De commissie acht de klacht gegrond. De advocaat heeft geen opvolging gegeven aan zijn brief van 4 februari 2021. Hij had naar het oordeel van de commissie de cliënt moeten informeren en de wederpartij moeten rappelleren. De door de advocaat opgegeven redenen van ziekte en drukte, maakt dat niet anders.
De commissie gaat ervan uit dat de opdracht gelet op de standpunten van partijen thans is beëindigd. Een opzegging had sowieso gekund vanuit de cliënt. Ten overvloede zal de commissie toch de door de cliënt gevraagde ontbinding uitspreken.
De commissie is van oordeel dat de advocaat in deze niet heeft gehandeld zoals verwacht mag worden van een redelijk bekwame en redelijk handelende advocaat. Dat brengt met zich mee dat de commissie het redelijk acht dat de werkzaamheden niet worden gefactureerd. Daarmee is cliënt voor het handelen van de advocaat en zijn eigen uren voldoende gecompenseerd.
Ten overvloede merkt de commissie op dat een veroordeling van de neef en ex-schoonzus van de cliënt tot betaling van een bedrag ad € 6.767,– niet toegewezen kan worden nu zij geen partij in de procedure zijn. Het verzoek tot berisping van de advocaat kan de commissie niet toewijzen nu dit is voorbehouden aan de tuchtrechter.
Wat partijen voor het overige hebben aangevoerd, leidt niet tot een ander oordeel.
Op grond van het voorgaande is de commissie van oordeel dat de klacht deels gegrond is en de verzoeken van de cliënt gedeeltelijk toegewezen kunnen worden. De advocaat dient nu de klacht deels gegrond is Reglementair het klachtengeld te vergoeden aan de cliënt en behandelingskosten te voldoen.
Derhalve wordt als volgt beslist.
Beslissing
De commissie verklaart de klacht deels gegrond, veroordeelt de advocaat tot creditering van de facturen en verklaart de overeenkomst tussen partijen per datum vonnis als ontbonden.
Zij wijst het meer of anders verlangde af.

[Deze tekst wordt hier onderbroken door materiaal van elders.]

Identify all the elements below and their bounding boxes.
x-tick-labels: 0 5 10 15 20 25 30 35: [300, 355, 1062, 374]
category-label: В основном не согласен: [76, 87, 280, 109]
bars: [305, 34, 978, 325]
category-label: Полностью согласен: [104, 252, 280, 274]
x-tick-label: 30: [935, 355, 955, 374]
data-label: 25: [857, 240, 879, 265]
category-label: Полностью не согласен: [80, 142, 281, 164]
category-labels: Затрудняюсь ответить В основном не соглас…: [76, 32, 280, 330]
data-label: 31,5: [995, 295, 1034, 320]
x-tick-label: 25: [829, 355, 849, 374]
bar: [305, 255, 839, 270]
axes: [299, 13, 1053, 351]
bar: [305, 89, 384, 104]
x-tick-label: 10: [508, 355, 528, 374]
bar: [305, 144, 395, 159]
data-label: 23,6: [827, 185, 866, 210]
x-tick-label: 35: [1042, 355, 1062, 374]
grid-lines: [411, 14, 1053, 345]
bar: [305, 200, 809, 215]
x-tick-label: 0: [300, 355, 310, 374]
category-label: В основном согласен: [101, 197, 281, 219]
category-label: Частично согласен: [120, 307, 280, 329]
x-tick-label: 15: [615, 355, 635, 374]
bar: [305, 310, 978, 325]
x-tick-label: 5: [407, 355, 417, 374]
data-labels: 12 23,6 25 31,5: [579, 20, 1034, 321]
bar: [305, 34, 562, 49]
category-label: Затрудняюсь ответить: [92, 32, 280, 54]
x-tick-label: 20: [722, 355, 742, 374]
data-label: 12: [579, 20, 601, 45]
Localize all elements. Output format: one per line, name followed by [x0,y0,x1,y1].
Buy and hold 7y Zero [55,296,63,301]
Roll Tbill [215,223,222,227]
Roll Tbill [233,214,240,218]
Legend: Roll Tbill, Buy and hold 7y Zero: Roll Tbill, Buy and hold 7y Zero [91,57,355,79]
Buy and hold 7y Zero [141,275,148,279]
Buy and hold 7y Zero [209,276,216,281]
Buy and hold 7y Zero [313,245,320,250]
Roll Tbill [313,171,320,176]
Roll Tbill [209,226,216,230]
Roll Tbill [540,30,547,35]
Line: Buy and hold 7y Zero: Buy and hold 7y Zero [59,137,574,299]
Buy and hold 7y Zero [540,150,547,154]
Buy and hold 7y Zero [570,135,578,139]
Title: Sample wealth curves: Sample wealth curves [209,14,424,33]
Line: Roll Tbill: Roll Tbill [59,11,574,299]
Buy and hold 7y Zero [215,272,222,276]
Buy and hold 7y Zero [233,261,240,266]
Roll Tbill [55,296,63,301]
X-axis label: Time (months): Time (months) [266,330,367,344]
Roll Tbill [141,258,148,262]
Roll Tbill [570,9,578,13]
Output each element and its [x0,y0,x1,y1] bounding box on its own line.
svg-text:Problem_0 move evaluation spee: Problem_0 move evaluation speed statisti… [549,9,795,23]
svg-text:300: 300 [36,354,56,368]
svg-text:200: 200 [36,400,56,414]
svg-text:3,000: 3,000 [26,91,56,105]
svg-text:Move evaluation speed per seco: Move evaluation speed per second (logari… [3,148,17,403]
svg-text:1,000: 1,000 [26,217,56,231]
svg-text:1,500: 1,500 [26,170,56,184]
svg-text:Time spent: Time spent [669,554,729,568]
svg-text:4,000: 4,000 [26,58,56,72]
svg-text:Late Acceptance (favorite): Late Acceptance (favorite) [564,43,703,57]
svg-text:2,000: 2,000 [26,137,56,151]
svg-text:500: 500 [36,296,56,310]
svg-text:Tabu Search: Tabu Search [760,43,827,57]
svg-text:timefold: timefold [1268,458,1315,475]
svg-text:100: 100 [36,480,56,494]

Bovendien dient de advocaat overeenkomstig het reglement van de commissie een bedrag van € 102,50 aan de cliënt te vergoeden ter zake van het klachtengeld.
Overeenkomstig het reglement van de commissie is de advocaat aan de commissie behandelingskosten verschuldigd.
Aldus beslist door de Geschillencommissie Advocatuur, bestaande uit de heer mr. A.G.M. Zander, voorzitter, de heer mr. I.L. Haverkate, mevrouw mr. drs. S. Euwema, leden, in aanwezigheid van mevrouw mr. C.C.J. Laenen, secretaris, op 19 november 2021.